Following that, a team from the Chinese General Administration of Quality Supervision, Inspection and Quarantine (AQSIQ) is set to inspect vegetable oil processing units in India in February, a statement from the watchdog said.

SEA executive director B V Mehta said the contamination may have originated from the green ink used for marking jute bags. The association has directed its members to avoid using jute bags and green ink.

However Chinese watchdogs have not taken heed of this action and have continued to enforce the ban on Indian exporters for the current year, the SEA statement said.

India was a majority exporter of the two products to China, and countries like Pakistan and Australia are expected to take up its share after the ban. In 2010-11, India accounted for 28% of the 1.5m tonnes of rapeseed meal and 41% of the 290,000 tonnes of soybean meal imported into China.

Tit for tat?

Indian exporters are terming it as a retaliatory action for India not removing the ban on Chinese milk and dairy product imports.

“The ban has no grounding especially after we have stopped using jute bags. This is harassment and unfortunately, it’s the age-old tit for tat game being played between the two neighbors.
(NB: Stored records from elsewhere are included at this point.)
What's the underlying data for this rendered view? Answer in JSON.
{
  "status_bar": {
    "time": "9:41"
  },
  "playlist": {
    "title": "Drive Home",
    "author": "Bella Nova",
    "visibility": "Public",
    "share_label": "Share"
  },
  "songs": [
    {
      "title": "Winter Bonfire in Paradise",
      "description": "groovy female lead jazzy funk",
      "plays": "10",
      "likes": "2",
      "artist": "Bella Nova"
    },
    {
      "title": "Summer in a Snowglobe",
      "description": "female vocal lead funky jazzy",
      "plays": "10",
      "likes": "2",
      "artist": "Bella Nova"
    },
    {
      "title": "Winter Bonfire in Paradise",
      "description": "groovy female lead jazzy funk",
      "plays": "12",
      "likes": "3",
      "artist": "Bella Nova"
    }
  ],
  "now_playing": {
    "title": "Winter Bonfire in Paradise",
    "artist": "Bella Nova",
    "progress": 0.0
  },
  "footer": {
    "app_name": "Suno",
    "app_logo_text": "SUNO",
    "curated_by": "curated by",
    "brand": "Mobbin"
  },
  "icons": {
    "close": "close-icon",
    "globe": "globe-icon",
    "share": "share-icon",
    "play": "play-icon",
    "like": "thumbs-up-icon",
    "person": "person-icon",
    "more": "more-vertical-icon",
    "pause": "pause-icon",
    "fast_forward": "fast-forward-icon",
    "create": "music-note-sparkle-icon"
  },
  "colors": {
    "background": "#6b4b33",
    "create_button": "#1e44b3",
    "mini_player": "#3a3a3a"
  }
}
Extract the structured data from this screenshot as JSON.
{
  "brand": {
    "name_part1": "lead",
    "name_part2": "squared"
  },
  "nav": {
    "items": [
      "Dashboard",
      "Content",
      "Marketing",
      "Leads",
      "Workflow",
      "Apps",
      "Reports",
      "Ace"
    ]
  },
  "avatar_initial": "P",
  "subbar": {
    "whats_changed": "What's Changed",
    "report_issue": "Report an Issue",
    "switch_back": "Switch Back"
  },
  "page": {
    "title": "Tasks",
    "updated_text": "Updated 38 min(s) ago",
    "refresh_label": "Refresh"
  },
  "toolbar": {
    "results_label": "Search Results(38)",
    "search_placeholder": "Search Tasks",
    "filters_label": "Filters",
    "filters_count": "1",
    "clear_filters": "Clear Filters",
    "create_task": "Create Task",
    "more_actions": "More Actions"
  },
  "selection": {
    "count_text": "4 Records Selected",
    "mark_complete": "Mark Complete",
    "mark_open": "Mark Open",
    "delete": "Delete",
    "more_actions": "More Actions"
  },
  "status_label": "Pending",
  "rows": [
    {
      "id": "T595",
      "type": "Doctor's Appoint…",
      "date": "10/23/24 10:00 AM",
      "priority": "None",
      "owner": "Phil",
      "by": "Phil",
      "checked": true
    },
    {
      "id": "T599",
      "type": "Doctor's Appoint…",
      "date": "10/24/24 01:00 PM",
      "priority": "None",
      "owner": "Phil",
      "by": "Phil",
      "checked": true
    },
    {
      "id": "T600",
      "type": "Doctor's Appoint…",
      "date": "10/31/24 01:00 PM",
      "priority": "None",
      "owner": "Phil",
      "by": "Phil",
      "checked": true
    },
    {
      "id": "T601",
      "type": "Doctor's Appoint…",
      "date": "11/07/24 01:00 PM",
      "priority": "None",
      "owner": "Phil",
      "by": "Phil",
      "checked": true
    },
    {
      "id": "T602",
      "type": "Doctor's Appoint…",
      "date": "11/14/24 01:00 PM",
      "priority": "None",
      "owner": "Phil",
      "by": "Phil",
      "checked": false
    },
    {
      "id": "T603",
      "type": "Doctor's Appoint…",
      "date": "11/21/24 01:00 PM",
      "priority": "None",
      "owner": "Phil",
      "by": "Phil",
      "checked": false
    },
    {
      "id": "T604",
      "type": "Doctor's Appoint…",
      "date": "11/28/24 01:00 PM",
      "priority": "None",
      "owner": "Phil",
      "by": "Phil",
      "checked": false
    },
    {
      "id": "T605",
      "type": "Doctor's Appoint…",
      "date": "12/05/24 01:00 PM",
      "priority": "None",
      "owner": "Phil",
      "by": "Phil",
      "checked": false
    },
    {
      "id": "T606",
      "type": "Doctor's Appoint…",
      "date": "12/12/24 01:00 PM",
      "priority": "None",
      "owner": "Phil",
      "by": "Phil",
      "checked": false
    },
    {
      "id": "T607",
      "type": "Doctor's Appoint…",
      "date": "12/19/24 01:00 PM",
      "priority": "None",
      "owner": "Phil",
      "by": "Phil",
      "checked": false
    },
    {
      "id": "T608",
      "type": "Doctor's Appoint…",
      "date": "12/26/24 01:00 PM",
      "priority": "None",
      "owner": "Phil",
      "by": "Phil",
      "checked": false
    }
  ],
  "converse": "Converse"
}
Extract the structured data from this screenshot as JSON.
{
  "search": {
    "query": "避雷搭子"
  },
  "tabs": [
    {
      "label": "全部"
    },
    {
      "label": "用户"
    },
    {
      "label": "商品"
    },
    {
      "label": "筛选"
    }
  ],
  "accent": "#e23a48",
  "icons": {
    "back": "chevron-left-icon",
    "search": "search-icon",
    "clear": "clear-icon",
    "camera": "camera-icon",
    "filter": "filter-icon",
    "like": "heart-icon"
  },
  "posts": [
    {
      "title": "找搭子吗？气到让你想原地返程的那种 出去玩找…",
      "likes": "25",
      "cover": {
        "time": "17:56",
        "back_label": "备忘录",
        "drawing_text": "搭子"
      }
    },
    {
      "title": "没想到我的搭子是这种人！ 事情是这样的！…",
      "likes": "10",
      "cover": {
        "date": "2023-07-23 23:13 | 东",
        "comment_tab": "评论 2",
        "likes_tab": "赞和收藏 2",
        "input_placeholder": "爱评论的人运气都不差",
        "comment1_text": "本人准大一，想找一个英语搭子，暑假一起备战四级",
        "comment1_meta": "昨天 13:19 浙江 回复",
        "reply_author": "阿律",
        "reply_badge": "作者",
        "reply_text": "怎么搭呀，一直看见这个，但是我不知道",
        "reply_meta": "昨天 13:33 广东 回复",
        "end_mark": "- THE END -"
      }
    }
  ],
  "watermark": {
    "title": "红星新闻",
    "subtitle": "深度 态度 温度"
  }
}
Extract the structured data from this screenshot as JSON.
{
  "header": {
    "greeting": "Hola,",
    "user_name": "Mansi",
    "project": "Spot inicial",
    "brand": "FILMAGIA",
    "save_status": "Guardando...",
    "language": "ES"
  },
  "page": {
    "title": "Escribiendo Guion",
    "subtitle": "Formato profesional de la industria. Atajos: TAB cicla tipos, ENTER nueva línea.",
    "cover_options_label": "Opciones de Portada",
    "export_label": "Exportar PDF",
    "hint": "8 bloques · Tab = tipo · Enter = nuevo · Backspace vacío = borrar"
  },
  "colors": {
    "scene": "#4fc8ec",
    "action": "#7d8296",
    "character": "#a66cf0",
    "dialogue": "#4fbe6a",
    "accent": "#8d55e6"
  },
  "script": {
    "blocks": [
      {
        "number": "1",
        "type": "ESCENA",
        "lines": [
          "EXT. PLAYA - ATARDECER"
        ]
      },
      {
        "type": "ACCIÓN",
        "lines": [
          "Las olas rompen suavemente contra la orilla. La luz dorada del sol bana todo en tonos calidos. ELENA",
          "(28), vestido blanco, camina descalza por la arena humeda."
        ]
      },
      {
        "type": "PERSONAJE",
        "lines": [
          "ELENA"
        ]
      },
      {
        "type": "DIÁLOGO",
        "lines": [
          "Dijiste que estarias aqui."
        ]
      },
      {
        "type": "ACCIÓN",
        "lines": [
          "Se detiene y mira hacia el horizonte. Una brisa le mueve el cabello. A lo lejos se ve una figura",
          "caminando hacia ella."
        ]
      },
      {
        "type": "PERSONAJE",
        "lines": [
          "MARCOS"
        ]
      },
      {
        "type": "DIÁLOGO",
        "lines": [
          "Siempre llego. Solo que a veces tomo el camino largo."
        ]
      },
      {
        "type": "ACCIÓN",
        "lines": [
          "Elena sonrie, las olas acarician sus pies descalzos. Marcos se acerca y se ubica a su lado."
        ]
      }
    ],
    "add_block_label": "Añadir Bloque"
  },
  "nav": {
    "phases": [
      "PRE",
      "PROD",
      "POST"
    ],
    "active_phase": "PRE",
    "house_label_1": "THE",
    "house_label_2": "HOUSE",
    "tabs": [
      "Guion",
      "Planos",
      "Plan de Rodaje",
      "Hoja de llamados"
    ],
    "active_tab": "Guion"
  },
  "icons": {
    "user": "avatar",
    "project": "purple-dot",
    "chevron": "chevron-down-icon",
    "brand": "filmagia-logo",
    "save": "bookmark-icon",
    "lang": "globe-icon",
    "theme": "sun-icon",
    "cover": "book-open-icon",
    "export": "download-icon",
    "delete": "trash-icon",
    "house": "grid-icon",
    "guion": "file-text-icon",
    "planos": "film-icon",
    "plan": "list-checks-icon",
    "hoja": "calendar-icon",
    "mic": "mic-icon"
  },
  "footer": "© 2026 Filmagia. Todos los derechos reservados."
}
And we are suffering,” a Delhi-based trader of rapeseed meal told FoodNavigator-Asia.

In early January the Indian Directorate General of Foreign Trade (DGFT) said the ban on the import of milk and its products from China would extend until at least June this year.

India banned the import of these food items in 2008 when the melamine milk contamination scandal broke in China, which affected over 300,000 children, and was implicated in the death of up to 12 infant deaths.

The DGFT said the ban, which was set to end on December 24, would be extended to June 24, 2012. The prohibition covers milk and products including chocolates and confectioneries with milk or milk solids as an ingredient.